Monday 25 September 2017

MDM4U - Activity: introducting non-uniform probability distributions

Students were given time to play "Crossing Toronto Harbour". In my de-cluttering of my filing cabinet this summer, I re-discovered a few past editions of the OAME Gazette and found this activity by Kelly Young in the June 2010 Edition.

The main idea: students are paired up and each given 10 "boats" and a 2 dice. Each student rolls the dice and if they have a boat in the dock with that sum, they get to cross their boat to the other side. If that dock is empty, they do nothing and pass the dice to the other player. The game continues until the first player has crossed all their boats to the other side.
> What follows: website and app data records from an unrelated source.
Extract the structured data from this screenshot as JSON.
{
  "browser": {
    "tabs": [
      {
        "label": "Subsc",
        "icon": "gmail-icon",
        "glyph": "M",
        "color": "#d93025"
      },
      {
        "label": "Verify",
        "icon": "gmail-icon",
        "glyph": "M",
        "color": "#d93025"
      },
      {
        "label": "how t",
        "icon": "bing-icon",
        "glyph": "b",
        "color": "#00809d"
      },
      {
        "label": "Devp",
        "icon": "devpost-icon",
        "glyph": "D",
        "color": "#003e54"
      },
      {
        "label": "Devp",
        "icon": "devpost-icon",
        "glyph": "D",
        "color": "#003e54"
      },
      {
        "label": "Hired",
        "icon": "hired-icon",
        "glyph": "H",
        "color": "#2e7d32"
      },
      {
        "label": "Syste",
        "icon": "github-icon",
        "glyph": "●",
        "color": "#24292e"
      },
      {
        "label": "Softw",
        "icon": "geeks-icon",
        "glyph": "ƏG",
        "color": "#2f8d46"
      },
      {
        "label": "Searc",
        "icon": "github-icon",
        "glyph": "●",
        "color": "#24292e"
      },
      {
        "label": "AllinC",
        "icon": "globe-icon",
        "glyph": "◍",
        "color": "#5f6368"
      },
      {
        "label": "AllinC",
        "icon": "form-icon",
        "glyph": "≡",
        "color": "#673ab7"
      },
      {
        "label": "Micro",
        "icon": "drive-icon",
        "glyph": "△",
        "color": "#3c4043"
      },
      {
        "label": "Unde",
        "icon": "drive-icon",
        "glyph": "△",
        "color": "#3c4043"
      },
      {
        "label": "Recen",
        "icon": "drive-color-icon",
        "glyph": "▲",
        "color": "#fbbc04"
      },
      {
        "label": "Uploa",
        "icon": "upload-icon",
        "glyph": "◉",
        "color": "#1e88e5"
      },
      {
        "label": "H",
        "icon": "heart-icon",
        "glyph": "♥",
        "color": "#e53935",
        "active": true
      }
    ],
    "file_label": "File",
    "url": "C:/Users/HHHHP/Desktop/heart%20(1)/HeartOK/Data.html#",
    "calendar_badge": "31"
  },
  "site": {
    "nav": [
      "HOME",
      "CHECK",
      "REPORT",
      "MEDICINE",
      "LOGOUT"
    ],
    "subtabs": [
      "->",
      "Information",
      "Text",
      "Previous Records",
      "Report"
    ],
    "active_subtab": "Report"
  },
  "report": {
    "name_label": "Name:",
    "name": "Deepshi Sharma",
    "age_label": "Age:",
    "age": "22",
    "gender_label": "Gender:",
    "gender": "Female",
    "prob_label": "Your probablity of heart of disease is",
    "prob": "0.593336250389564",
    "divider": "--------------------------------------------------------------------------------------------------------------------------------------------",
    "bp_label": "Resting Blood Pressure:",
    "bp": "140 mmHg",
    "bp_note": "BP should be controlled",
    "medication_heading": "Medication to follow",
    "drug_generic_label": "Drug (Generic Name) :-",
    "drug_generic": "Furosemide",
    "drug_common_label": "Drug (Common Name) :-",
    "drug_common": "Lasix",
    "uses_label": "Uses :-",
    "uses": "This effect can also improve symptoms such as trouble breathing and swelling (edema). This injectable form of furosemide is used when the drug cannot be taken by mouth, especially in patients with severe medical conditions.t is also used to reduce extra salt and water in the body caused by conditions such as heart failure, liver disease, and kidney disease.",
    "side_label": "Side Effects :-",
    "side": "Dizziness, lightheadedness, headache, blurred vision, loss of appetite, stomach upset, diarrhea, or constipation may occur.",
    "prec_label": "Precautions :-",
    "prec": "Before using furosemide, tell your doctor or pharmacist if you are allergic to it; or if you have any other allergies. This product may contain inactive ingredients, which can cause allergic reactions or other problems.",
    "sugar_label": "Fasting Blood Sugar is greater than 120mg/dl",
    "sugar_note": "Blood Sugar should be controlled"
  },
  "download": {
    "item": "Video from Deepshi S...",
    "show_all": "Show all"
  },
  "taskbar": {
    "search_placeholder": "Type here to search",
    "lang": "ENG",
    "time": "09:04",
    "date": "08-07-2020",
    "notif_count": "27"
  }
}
My challenge was to find enough items of different colours for students to use as "boats" that were cheap to find but small enough to fit on the game board. I was at the dollar store this weekend and found these packages of decorative pompoms to use.

Students quickly discovered boats in the #1 dock would never cross and that sums of 6, 7 and 8 occurred most frequently.

This lead nicely to a discussion of that the probability of any event lies between 0 and 1 and that not all events have the same probability of occurring. Unlike a standard die that has a uniform probability, looking at the sum of two dice has a probability distribution where a sum of 2 and 12 are least likely to occur while a sum of 7 has the highest probability of occurring. Students were introduced a probability distribution chart where all outcomes are listed along with their probabilities. A histogram or bar graph could be used to graphically display a probability distribution depending on the event used.

I also asked students to keep track of what numbers they rolled so that we could continue to distinguish between theoretical probability and experimental probability. Here is a chart of the outcomes rolled in this class:
We will refer to this data to start next class to chat about why it is not an identical match to the theoretical probability distribution.
Homework was assigned from the question bank focusing on probability distributions as well as determining the probability of different sums when rolling 2 dice.